The two people wounded in the grenade attack are in serious condition, the PNC said.
The victims were walking down a street in San Bartolo, which is in the city of Ilopango, located about nine kilometers (5.5 miles) east of San Salvador, when they were attacked.
The attack may be linked to a fight between rival gangs, police said.
"We have an average of 13 homicides daily" in El Salvador, with "90 percent of them the product of gangs," Justice and Security Minister David Munguia said recently.
Mara 18 and Mara Salvatrucha are El Salvador's two largest violent youth gangs, known as "maras."
Mara Salvatrucha is a criminal organization that evolved on the streets of Los Angeles during the 1980s, with most of its members young Salvadorans whose parents fled their nation's erstwhile civil war for the United States.
Because many of the gang members were born in El Salvador, they were subject to deportation when rounded up during immigration crackdowns in California in the 1990s.

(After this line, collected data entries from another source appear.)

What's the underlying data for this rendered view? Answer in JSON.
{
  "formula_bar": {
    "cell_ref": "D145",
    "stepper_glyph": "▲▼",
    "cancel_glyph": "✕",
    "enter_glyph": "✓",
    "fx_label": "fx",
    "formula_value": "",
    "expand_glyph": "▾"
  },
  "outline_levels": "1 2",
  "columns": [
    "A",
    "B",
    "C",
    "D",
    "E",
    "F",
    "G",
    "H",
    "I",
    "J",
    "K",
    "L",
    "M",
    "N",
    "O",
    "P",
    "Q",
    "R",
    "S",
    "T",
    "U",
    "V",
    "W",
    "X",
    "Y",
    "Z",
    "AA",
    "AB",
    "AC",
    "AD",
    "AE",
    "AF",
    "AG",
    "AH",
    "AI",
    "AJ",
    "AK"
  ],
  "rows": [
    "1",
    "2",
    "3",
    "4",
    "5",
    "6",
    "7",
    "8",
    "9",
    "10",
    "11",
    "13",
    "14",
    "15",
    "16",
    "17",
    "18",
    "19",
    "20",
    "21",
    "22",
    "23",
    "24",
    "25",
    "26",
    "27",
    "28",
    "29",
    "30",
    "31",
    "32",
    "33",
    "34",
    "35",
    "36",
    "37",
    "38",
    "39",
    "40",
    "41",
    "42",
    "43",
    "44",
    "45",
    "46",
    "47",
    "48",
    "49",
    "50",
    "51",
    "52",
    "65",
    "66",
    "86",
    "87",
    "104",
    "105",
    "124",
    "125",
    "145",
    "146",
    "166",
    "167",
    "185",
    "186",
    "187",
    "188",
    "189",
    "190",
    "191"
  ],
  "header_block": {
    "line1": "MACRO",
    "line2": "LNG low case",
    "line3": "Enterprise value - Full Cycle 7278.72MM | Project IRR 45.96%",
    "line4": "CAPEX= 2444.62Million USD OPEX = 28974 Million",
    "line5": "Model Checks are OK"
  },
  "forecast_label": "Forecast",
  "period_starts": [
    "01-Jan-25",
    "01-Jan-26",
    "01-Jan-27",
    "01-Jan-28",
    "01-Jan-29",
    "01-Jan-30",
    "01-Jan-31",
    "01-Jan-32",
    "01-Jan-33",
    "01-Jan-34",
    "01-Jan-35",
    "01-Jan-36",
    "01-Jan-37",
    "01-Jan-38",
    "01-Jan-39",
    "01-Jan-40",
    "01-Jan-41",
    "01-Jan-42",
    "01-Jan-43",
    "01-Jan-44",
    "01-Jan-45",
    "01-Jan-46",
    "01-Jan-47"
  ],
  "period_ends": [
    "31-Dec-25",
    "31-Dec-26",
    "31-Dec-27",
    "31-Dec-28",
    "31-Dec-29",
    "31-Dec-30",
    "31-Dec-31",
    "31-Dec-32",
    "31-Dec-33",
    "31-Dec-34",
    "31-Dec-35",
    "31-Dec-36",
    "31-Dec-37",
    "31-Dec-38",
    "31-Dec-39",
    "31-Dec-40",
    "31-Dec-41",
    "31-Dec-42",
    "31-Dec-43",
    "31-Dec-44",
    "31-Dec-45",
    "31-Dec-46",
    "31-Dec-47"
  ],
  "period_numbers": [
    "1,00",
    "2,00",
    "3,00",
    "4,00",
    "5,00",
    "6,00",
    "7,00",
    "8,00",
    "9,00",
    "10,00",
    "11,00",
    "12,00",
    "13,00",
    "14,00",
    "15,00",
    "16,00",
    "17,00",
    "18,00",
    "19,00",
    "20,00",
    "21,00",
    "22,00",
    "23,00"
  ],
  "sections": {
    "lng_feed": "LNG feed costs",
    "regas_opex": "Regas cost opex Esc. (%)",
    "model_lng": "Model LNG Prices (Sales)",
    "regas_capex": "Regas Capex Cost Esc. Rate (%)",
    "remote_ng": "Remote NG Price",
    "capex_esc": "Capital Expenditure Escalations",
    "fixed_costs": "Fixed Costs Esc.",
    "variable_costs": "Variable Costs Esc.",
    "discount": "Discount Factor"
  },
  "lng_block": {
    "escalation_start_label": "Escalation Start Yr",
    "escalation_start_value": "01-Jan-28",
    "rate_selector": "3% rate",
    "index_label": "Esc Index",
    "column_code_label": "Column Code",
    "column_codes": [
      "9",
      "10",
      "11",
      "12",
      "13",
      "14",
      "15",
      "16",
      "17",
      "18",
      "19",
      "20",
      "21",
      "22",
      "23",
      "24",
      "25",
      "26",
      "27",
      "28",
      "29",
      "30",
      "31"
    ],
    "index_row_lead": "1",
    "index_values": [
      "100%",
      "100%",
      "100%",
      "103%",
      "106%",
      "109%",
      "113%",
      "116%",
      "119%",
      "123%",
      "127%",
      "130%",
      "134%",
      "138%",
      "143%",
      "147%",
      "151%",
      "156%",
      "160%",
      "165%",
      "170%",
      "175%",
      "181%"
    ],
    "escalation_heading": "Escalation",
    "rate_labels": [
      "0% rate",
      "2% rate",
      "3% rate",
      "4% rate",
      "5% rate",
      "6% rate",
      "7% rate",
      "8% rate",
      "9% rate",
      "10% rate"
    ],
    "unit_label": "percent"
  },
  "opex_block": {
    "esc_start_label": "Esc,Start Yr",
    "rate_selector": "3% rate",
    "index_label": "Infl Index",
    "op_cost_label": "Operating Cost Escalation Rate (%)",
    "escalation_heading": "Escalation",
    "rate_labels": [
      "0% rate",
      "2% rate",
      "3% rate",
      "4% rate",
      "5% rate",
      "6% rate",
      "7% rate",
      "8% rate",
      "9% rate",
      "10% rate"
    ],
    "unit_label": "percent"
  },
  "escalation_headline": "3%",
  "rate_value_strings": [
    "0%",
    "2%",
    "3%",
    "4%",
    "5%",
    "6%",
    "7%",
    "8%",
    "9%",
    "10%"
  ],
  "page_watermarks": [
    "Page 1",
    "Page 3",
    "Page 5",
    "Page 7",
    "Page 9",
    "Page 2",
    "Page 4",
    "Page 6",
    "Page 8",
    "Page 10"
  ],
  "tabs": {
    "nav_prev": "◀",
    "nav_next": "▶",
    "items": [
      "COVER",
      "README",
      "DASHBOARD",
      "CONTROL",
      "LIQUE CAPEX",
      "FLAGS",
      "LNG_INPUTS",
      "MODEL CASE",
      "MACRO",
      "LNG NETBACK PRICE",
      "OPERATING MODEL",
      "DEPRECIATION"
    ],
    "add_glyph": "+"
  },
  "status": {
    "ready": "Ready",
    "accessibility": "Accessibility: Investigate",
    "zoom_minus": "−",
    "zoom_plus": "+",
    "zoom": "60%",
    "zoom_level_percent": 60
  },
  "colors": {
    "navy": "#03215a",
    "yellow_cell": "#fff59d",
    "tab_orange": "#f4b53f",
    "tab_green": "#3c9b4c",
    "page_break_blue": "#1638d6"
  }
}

Sent "home" to a land they barely knew, they formed gangs that spread throughout El Salvador and to neighboring countries in Central America, where membership is now counted in the tens, or even hundreds of thousands, and gang members are engaged in murder, drug dealing, kidnapping and people smuggling.
In addition to those activities, gang members are blamed throughout Central America for a spike in rapes and robberies, and for running protection rackets to extort "taxes" from bus companies and owners of small businesses.
Police estimate that some 10,000 gang members, most of them affiliated either with Mara 18 or Mara Salvatrucha operate in El Salvador.